A very stirring marching song, without doubt, but what would they do if the leader’s name happened to be something like Mary Louise Abercrombie or Elizabeth Van Der Water? They just couldn’t have a Captain with such a long name, that’s all. And there you have unfair discrimination creeping into your camp right at the start.
In “Scouting for Girls” there is some useful information concerning smoke signals. In case you are lost, or want to communicate with your friends who are beyond shouting distance, it is much quicker than telephoning to build a clear, hot fire and cover it with green stuff or rotten wood so that it will send up a solid column of black smoke. By spreading and lifting a blanket over this smudge the column can be cut up into pieces, long or short (this is the way it explains it in the book, but it doesn’t sound plausible to me), and by a preconcerted code these can be made to convey tidings.

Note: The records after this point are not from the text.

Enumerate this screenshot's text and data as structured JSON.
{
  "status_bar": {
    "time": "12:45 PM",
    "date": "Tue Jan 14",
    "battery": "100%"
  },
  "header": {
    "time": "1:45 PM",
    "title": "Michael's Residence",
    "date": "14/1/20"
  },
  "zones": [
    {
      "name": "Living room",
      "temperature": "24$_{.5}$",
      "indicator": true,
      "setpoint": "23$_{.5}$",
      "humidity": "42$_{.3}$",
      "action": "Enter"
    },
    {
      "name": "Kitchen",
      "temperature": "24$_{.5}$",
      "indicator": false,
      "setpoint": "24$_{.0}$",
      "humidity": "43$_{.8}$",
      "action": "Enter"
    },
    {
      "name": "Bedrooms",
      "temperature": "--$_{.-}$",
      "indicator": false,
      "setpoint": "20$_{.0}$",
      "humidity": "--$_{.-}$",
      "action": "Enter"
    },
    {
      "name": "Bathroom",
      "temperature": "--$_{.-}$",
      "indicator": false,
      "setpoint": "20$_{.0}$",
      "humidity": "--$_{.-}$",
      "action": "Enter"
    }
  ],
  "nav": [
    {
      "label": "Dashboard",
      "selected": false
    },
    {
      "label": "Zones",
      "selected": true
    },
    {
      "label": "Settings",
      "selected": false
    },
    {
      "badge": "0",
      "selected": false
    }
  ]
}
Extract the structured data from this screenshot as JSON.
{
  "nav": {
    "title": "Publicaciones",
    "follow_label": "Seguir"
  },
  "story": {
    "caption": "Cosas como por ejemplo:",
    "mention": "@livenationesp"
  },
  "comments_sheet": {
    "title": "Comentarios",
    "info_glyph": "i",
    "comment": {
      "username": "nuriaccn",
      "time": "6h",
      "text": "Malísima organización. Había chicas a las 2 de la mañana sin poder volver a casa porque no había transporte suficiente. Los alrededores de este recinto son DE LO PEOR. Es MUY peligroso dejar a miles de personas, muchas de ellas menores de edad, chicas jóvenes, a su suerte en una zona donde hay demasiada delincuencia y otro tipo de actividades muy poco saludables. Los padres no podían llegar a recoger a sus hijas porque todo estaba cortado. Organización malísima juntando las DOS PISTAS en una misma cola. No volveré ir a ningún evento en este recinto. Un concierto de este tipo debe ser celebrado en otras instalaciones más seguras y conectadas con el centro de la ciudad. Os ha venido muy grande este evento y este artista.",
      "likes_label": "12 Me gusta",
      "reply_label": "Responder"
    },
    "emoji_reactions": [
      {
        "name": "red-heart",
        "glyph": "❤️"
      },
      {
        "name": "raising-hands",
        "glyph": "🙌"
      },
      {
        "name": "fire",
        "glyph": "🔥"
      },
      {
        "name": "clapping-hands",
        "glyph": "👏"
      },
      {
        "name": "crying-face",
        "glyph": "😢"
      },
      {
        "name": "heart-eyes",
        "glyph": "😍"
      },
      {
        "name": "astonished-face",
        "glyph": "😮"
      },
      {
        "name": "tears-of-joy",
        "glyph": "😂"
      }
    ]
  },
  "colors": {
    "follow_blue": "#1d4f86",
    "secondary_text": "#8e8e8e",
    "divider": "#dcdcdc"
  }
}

For instance, one steady smoke means “Here is camp.”
Two steady smokes mean “I am lost. Come and help me.”
Three smokes in a row mean “Good news!”
I suppose that the Pollyanna of the camping party is constantly sending up three smokes in a row on the slightest provocation, and then when the rest of the outfit have raced across country for miles to find out what the good news is she probably shows them, with great enthusiasm, that some fringed gentians are already in blossom or that the flicker’s eggs have hatched. Unfortunately, there is no smoke code given for snappy replies, but in the next paragraph it tells how to carry on a conversation with pistol shots. One of these would serve the purpose for repartee.
FOOTNOTES:
[5] Supply Captain’s name.
LIII
HOW TO SELL GOODS
The Retail Merchants’ Association ought to buy up all the copies of “Elements of Retail Salesmanship,” by Paul Westley Ivey (Macmillan), and not let a single one get into the hands of a customer, for once the buying public reads what is written there the game is up. It tells all about how to sell goods to people, how to appeal to their weaknesses, how to exert subtle influences which will win them over in spite of themselves. Houdini might as well issue a pamphlet giving in detail his methods of escape as for the merchants of this country to let this book remain in circulation.
The art of salesmanship is founded, according to Mr. Ivey, on, first, a thorough knowledge of the goods which are to be sold, and second, a knowledge of the customer. By knowing the customer you know what line of argument will most appeal to him. There are several lines in popular use. First is the appeal to the instinct of self-preservation—i.e., social self-preservation. The customer is made to feel that in order to preserve her social standing she must buy the article in question. “She must be made to feel what a disparaged social self would mean to her mental comfort.”